Selon ses adversaires, le texte ôtera aux dirigeants et aux syndicats la compétence de négocier les rémunérations, neutralisant un partenariat social qui a fait ses preuves. Les entreprises risquent de déléguer ou délocaliser davantage de tâches peu payées, voire de les supprimer.

Autre menace: l'ensemble des salaires seront tirés vers le bas. Finalement, le plafonnement des rémunérations entraînera pour les caisses publiques et les assurances sociales un manque à gagner qui devra être compensé par des hausses d'impôts.

Bataille de chiffres

Sur cette question, les deux camps se basent sur des chiffres et des études diamétralement opposés.

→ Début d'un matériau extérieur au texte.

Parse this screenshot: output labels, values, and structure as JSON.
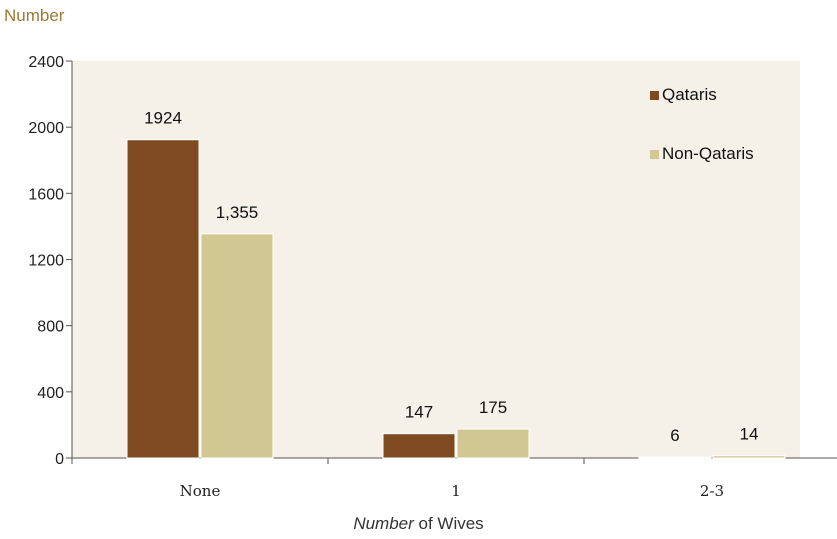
{
  "chart_data": {
    "type": "bar",
    "ylabel": "Number",
    "xlabel_italic": "Number",
    "xlabel_rest": " of Wives",
    "categories": [
      "None",
      "1",
      "2-3"
    ],
    "series": [
      {
        "name": "Qataris",
        "values": [
          1924,
          147,
          6
        ],
        "labels": [
          "1924",
          "147",
          "6"
        ],
        "color": "#7f4a22"
      },
      {
        "name": "Non-Qataris",
        "values": [
          1355,
          175,
          14
        ],
        "labels": [
          "1,355",
          "175",
          "14"
        ],
        "color": "#d1c792"
      }
    ],
    "ylim": [
      0,
      2400
    ],
    "yticks": [
      "0",
      "400",
      "800",
      "1200",
      "1600",
      "2000",
      "2400"
    ],
    "legend_position": "top-right",
    "plot_background": "#f5f1e8",
    "ylabel_color": "#9a7a35"
  }
}
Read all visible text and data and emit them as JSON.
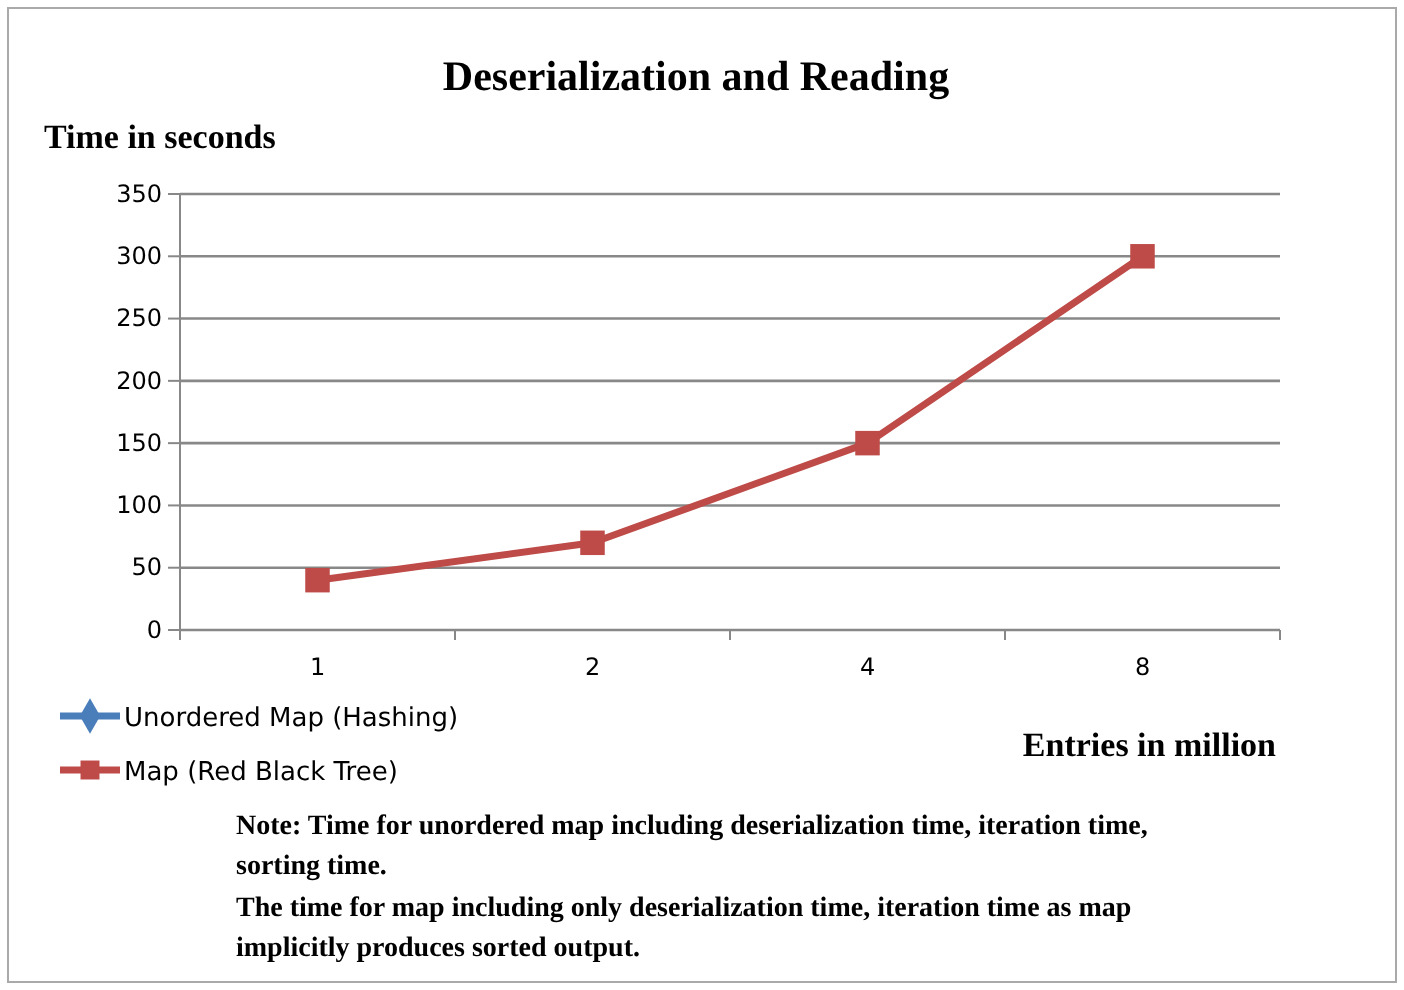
{
  "chart_data": {
    "type": "line",
    "title": "Deserialization and Reading",
    "ylabel": "Time in seconds",
    "xlabel": "Entries in million",
    "categories": [
      "1",
      "2",
      "4",
      "8"
    ],
    "series": [
      {
        "name": "Unordered Map (Hashing)",
        "color": "#4a7ebb",
        "marker": "diamond",
        "values": [
          null,
          null,
          null,
          null
        ]
      },
      {
        "name": "Map (Red Black Tree)",
        "color": "#be4b48",
        "marker": "square",
        "values": [
          40,
          70,
          150,
          300
        ]
      }
    ],
    "ylim": [
      0,
      350
    ],
    "yticks": [
      0,
      50,
      100,
      150,
      200,
      250,
      300,
      350
    ],
    "grid": "y",
    "legend": "bottom left",
    "annotations": [
      "Note: Time for unordered map including deserialization time, iteration time, sorting time.",
      "The time for map including only deserialization time, iteration time as map implicitly produces sorted output."
    ]
  }
}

Pour les uns, les caisses de l'AVS pourraient perdre jusqu'à 600 millions et le fisc 1 milliard, alors que la gauche brandit un document parlant de conséquences allant de 30 millions de manque à gagner à 50 millions d'excédents.

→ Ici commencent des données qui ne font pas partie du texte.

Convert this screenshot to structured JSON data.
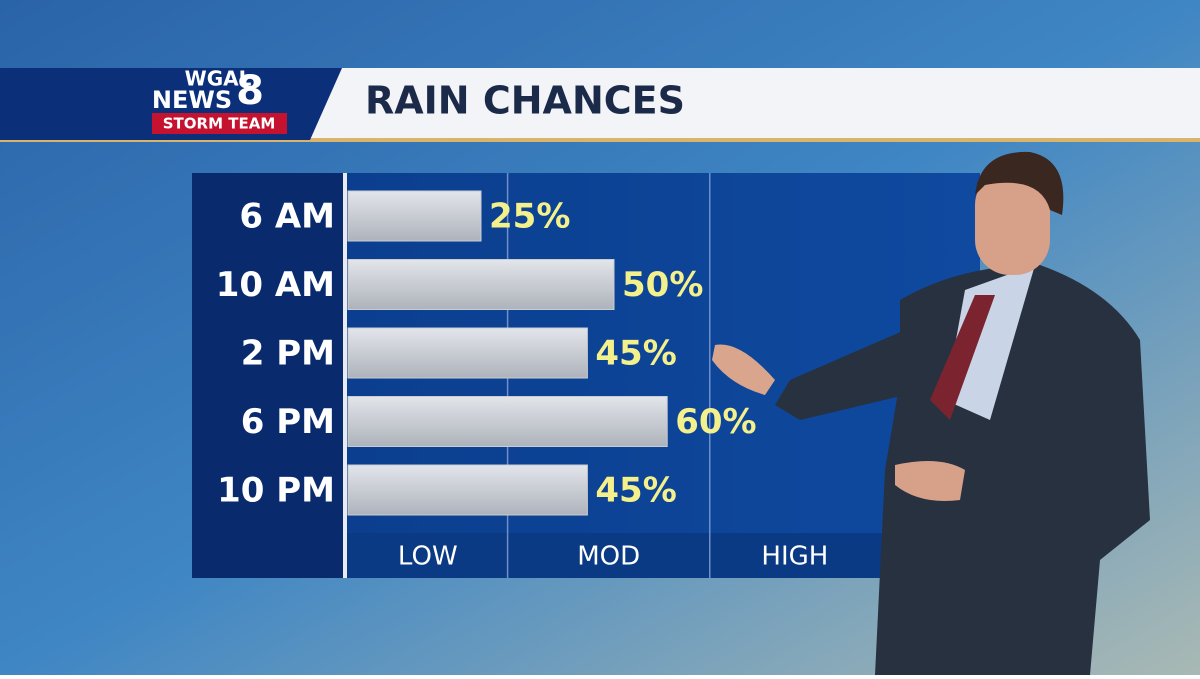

Le Centre de recherches conjoncturelles de l'EPF Zurich (KOF) affirme pour sa part que les effets sur les finances publiques et les assurances sociales ne peuvent pas être chiffrés. D'autant que nombre d'experts estiment que les entreprises pourront facilement contourner la réglementation par l'externalisation de certaines tâches.

L'analyse du KOF montre que quelque 1200 entreprises, sur les près de 320'000 implantées en Suisse, seraient touchées, leur grille de revenus laissant apparaître un salaire au moins douze fois supérieur au plus modeste. Mais les gros écarts de revenus font figure d'exception. Le rapport moyen dans les entreprises suisses s'élève à 1:2,2, d'après les chercheurs.

Bureaucratie

Autre argument des adversaires, l'initiative générerait une bureaucratie excessive au vu du contrôle nécessaire des rémunérations. Le ministre de l'économie Johann Schneider-Ammann a même parlé d'"autogoal".

A ses yeux, une intervention de l'Etat dans la fixation des salaires ne permettra pas de rétablir l'équilibre social désiré. L'initiative fixe uniquement l'écart salarial toléré. Elle ne prévoit pas une redistribution des moyens économisés par une baisse des revenus supérieurs.